What should you do if 10 percent of your pension is suddenly deposited into your bank account? That is a question many Dutch people will be asking themselves when they are able in the future to withdraw a part of their accrued assets at once.
The new pension agreement will probably enter into force as of January 1st, 2022. One of the alterations is that people are allowed to withdraw up to 10 percent of their accrued assets at once as soon as they retire. This so-called lumpsum offers more opportunities for pension participants to enjoy their free time sooner. More freedom of choice also entails more questions. For example, if you choose to withdraw a lumpsum, your future pension payments will decrease. And who knows what will happen financially or health-wise in a couple of years?
Trip around the world
Bart Kuijpers, senior researcher at APG Asset Management, investigated the way people are best helped making those choices. The main thing should be, according to him, that this important change is clearly communicated. Opting for a lumpsum now has major consequences later on. “You could use the money to pay off a mortgage or even for a trip around the world. That is great, as long as it doesn’t lead to a pension payment later on that is too low. If you withdraw too much from the pension pot, you might not be able to maintain your desired standard of living in the future. Some participants can afford it, for others it is better not to opt for the lumpsum.”
Kuijpers can imagine that participants with poorer health are more likely to choose for an amount at once. The same applies to people who want to donate money to their (grand)children. “Participants with a good health and no immediate spending purpose are less likely to opt for a lumpsum. They benefit more from a higher pension payment in the longer term.”
The choice to withdraw a lumpsum is indeed entirely different for every participant. After all, we all have different financial needs and possibilities. That is exactly why it is so important for people to be accurately informed. According to Kuijpers, that information can in the first place be found at portals such as mijnpensioenoverzicht.nl and the ‘My’ environments of pensions funds. There are several financial planning tools for a customized advice, such as Helder Overzicht & Inzicht. “These tools allow you later on to easily see the impact of a lumpsum on your future pension payment”, Kuijpers says. “It is obviously also possible to combine those tools with a personal conversation with a pension advisor - always a recommendation.”

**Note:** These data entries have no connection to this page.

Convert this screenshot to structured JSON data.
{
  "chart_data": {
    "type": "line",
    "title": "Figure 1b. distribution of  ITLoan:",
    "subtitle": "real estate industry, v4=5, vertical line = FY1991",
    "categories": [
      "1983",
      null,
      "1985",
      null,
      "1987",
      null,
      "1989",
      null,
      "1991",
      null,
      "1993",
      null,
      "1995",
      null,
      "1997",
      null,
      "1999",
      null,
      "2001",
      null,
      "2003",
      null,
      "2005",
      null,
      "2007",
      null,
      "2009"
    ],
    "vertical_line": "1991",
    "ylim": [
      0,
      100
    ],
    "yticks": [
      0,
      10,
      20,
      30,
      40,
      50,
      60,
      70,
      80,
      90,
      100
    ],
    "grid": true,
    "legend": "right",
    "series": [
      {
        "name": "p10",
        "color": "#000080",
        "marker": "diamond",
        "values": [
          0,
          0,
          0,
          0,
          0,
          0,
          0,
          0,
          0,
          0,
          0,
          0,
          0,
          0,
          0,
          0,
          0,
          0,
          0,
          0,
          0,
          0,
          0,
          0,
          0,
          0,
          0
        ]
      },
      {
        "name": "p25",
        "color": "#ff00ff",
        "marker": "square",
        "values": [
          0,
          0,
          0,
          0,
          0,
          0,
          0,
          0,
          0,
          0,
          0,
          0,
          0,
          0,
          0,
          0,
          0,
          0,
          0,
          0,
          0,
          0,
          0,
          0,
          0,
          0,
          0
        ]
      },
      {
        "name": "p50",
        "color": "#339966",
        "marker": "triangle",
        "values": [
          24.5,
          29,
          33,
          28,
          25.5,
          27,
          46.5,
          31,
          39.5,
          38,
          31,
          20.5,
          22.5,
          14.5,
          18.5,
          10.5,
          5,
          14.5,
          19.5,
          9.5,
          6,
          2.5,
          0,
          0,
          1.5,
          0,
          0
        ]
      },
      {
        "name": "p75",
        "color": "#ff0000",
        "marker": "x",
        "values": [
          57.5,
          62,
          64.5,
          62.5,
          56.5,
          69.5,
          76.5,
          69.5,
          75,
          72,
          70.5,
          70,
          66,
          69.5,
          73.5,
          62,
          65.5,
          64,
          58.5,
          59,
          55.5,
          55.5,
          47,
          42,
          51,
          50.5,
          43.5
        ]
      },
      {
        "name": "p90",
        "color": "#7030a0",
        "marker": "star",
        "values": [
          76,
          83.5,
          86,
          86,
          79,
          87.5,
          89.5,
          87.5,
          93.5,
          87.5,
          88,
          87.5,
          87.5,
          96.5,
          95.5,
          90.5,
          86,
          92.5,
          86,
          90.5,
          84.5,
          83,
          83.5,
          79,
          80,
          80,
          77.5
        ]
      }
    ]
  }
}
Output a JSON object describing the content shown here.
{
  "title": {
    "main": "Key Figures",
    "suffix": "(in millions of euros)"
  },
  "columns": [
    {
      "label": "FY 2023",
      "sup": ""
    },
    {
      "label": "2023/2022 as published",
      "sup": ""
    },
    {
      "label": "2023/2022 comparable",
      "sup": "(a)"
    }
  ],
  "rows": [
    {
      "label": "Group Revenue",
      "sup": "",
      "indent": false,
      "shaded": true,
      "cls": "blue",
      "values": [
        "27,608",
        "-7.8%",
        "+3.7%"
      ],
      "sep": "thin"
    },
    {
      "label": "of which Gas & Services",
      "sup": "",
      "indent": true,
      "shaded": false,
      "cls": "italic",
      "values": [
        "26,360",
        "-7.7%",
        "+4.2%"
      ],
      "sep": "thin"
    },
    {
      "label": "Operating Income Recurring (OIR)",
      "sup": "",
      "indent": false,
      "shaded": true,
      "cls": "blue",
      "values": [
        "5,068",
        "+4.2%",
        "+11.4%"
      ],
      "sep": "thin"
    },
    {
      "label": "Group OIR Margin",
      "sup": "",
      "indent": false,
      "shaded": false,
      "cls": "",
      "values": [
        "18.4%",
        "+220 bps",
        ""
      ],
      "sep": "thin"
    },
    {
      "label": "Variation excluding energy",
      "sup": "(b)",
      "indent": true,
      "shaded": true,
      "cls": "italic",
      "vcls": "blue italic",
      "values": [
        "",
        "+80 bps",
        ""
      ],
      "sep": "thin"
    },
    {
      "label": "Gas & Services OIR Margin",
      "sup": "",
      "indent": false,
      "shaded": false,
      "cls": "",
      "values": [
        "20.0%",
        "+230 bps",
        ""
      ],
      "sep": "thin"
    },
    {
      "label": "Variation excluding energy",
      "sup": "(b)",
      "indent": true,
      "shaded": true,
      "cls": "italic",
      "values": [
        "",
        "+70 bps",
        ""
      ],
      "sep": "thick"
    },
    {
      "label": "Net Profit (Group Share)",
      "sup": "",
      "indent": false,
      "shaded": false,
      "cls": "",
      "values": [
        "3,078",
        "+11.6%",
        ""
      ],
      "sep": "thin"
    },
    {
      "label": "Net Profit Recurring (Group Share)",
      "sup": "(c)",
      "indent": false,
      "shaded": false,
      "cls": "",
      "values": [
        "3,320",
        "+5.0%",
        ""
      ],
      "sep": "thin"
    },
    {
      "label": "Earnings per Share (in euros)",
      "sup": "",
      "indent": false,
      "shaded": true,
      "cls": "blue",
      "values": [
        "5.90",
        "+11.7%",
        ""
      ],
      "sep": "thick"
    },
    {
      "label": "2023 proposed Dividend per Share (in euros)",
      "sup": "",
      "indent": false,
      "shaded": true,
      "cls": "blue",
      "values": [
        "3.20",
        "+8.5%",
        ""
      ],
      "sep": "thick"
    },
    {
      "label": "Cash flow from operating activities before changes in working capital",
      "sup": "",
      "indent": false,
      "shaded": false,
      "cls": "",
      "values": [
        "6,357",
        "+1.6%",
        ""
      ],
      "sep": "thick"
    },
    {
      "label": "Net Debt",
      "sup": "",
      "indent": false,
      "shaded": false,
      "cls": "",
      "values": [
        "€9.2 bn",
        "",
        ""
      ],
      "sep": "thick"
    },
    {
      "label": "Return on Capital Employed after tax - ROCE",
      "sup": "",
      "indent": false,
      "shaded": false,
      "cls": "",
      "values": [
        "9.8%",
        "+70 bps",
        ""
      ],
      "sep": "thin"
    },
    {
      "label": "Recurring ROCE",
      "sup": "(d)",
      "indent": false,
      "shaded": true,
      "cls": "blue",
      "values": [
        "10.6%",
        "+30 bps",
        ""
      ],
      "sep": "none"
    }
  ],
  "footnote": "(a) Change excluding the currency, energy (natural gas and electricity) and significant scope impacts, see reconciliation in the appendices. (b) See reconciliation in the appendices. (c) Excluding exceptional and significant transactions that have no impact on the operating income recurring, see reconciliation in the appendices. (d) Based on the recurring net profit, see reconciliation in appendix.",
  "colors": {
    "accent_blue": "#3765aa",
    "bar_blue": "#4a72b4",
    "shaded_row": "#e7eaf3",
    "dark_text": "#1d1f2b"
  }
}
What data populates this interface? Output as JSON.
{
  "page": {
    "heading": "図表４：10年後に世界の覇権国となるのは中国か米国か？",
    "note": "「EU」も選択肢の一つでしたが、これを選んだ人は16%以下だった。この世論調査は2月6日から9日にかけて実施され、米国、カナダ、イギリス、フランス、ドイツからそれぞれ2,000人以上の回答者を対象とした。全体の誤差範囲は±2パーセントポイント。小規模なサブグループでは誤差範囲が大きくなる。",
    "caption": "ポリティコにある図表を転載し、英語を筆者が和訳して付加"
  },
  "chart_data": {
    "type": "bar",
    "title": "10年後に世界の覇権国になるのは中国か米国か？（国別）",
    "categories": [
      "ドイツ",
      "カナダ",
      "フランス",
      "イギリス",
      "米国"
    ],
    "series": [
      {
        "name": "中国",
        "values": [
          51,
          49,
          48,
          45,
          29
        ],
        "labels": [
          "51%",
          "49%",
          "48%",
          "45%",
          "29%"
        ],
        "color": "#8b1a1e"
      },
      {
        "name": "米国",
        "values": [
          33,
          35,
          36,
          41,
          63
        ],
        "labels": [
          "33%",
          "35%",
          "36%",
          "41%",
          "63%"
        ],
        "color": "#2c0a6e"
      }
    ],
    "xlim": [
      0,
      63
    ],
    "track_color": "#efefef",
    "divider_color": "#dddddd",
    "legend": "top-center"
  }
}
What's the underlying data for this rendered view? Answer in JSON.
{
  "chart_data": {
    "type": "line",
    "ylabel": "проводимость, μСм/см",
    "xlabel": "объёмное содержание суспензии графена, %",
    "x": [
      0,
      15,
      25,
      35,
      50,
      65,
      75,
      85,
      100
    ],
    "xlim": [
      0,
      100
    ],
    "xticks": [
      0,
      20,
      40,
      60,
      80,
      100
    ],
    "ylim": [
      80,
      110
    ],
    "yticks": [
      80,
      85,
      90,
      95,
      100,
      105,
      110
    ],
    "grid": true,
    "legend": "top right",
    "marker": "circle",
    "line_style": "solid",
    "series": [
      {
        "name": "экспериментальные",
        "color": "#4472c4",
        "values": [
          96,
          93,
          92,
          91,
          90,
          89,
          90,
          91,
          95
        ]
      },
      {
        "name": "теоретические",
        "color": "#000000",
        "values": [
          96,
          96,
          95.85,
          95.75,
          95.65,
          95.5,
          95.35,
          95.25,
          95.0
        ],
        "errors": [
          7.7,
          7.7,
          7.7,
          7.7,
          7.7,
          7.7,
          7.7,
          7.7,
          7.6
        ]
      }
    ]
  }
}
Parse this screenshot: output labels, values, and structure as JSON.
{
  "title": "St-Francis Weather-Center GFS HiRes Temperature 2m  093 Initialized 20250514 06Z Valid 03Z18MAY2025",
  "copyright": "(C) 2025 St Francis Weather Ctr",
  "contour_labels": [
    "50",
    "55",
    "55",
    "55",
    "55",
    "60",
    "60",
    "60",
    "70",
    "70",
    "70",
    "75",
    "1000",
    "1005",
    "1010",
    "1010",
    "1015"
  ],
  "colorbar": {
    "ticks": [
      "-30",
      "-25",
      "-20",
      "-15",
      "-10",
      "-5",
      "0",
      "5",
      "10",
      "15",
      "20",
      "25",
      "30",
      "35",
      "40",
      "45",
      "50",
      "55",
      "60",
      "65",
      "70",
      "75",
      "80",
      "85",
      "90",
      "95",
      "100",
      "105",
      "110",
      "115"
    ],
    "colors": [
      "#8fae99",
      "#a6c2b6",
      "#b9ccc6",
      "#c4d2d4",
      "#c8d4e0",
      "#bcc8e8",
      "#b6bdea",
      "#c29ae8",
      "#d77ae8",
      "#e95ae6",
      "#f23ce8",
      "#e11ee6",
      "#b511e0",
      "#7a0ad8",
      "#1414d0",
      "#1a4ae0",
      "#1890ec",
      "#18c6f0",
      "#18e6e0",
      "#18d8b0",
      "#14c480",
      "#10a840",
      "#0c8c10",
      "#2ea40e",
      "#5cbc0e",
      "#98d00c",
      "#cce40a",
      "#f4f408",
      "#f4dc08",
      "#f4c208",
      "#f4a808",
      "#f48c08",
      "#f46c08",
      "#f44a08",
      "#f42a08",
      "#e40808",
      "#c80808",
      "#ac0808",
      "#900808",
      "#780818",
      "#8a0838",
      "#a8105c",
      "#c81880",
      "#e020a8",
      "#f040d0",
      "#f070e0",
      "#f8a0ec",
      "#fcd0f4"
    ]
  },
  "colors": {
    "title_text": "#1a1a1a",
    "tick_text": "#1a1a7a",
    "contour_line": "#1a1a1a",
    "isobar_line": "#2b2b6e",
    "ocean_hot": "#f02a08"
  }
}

The lumpsum may be new to the Netherlands, people in, for example, Great Britain already have five years of experience with this phenomenon. The tax authorities allow the Brits to withdraw a payment up to no less than 25 percent of their pension assets. Smaller pension assets are usually withdrawn at once and people with larger assets often withdraw amounts gradually, Kuijpers knows. “Many participants follow the offered standard option of gradual withdrawal or opt for a lumpsum. Young participants choose for a lumpsum more often, probably because that allows them to stop working sooner or partially prior to the retirement date.”
The Brits mainly use their lumpsum to save (32 percent) or to invest (20 percent), but also for home improvement, a car or vacation (25 percent) or to pay off debts (14 percent). In short, sensible use in the majority of cases. “There are a few examples of people squandering the lumpsum to then rely on social welfare, but that does not happen on a large scale.”
Now or later?
The word squandering is a bit of a delicate subject: to what extent are people capable of making wise financial choices for their future? They are not, is the conclusion of behavioral scientist Dan Ariely. Upon the release of his book Geld en Gedrag (2018) he said in newspaper Trouw: “Unfortunately people are built in a way that we have far less consideration for our future selves than we have for our current selves, that we rather spend money instead of saving it.”
However, the opposite also occurs. Kuijpers knows that Australians, for lack of lifelong payments, often draw upon their pension assets (too) carefully out of fear for an old age in poverty. He furthermore sees most participants in other countries spending their money wisely. “There are always exceptions, and that is why the lumpsum in the Netherlands is maximized to 10 percent and can only be withdrawn on the pension date.”
It continues to be difficult to convince people to think about their pension on time, that is a known fact. We usually only think about it later on. That later awareness is slightly less severe for the lumpsum, Kuijpers explains. “The lumpsum can only be withdrawn on the retirement date. And although we advise not to postpone your choice until the very last moment, there is also no point in choosing years in advance. All kinds of things could still change prior to your retirement, like relocation, illness or divorce.”
The side effect of the introduction of the lumpsum could possibly lead to participants showing more interest in their pension, Kuijpers believes. “They are given a bit more control on the payment thereof.” And, in any case, that is a positive development.